In 24 hours the Federal Reserve will announce its monetary policy decision and everyone expects interest rates will remain unchanged. The Fed has done a great job of preparing the market for steady rates but no changes to monetary policy doesn’t mean no volatility for the U.S. dollar.
The reason why the April FOMC meeting is important is because it will help to shape expectations for June. There’s no monetary policy in May so if the Fed wanted to prepare the market for possible tightening, they would need to tweak this month’s FOMC statement. The problem is that the odds of a dollar positive and negative outcome is roughly balanced. With the global markets stabilizing and commodity prices moving higher, the Fed has less to worry about internationally but domestically, growth has slowed. So even though no changes in monetary policy is expected at this month’s meeting, the greenback could still have a meaningful reaction to FOMC based upon the Fed’s assessment of the economy.
Now lets run through the possible scenarios:
Scenario 1 -- The FOMC statement remains virtually unchanged = Mildly negative for the dollar because it would imply an ongoing split within the Fed and reluctance to raise interest rates.
Scenario 2 -- Fed acknowledges deterioration in data and leaves out risk assessment = Dollar Bearish
The balance of risks statement was removed from the last 2 monetary policy statements because policymakers could not agree on the outlook for the economy. So if the risk statement is absent again, the dollar could spiral lower as the market interprets it to mean no rate hike in June.
Scenario 3 -- Fed acknowledges deterioration in data but describes it as transitory AND the risk statement returns = Dollar Bullish
If the risk statement reappears and the Fed describes the risks are balanced, the dollar will soar as the chance of a June hike increases significantly. Aside from the risk statement the central bank’s comments about recent data disappointments will also be important. If they say the deterioration is transitory, it will help the dollar.

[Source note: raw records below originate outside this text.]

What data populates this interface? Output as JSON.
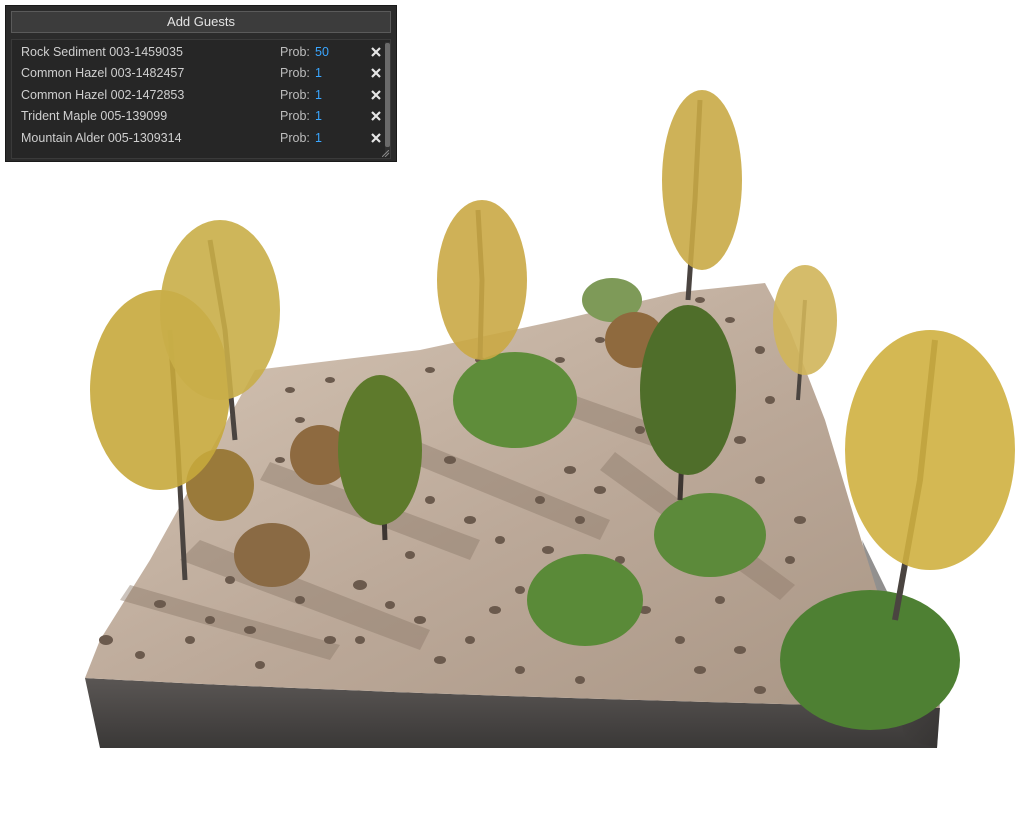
{
  "panel": {
    "add_button_label": "Add Guests",
    "prob_label": "Prob:",
    "items": [
      {
        "name": "Rock Sediment 003-1459035",
        "prob": "50"
      },
      {
        "name": "Common Hazel 003-1482457",
        "prob": "1"
      },
      {
        "name": "Common Hazel 002-1472853",
        "prob": "1"
      },
      {
        "name": "Trident Maple 005-139099",
        "prob": "1"
      },
      {
        "name": "Mountain Alder 005-1309314",
        "prob": "1"
      }
    ],
    "delete_icon": "close-icon"
  },
  "scene": {
    "colors": {
      "ground_top": "#c2ae9c",
      "ground_side": "#4a4746",
      "tree_foliage": "#c7a83c",
      "shrub_green": "#5e8a3a",
      "rock": "#6a5a4e"
    }
  }
}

The following table shows how the U.S. economy performed between March and April. An initial glance shows more deterioration than improvements with consumer spending, labor market activity, inflation, production and trade weakening. However there are glimmers of hope. The rally in U.S. stocks helped to boost consumer confidence as measured by the Conference Board’s report, consumer prices are still moving upwards as gas prices increased. New and pending home sales rebounded and most importantly manufacturing and service sector activity accelerated. With average hourly earnings on the rise, the Fed could argue that the economy will regain momentum in the near future and with prices rising, they need to get ahead of inflation expectations. In other words while the data suggests that the Fed should be less hawkish, they could also find reasons to stick to their plan of raising rates twice this year.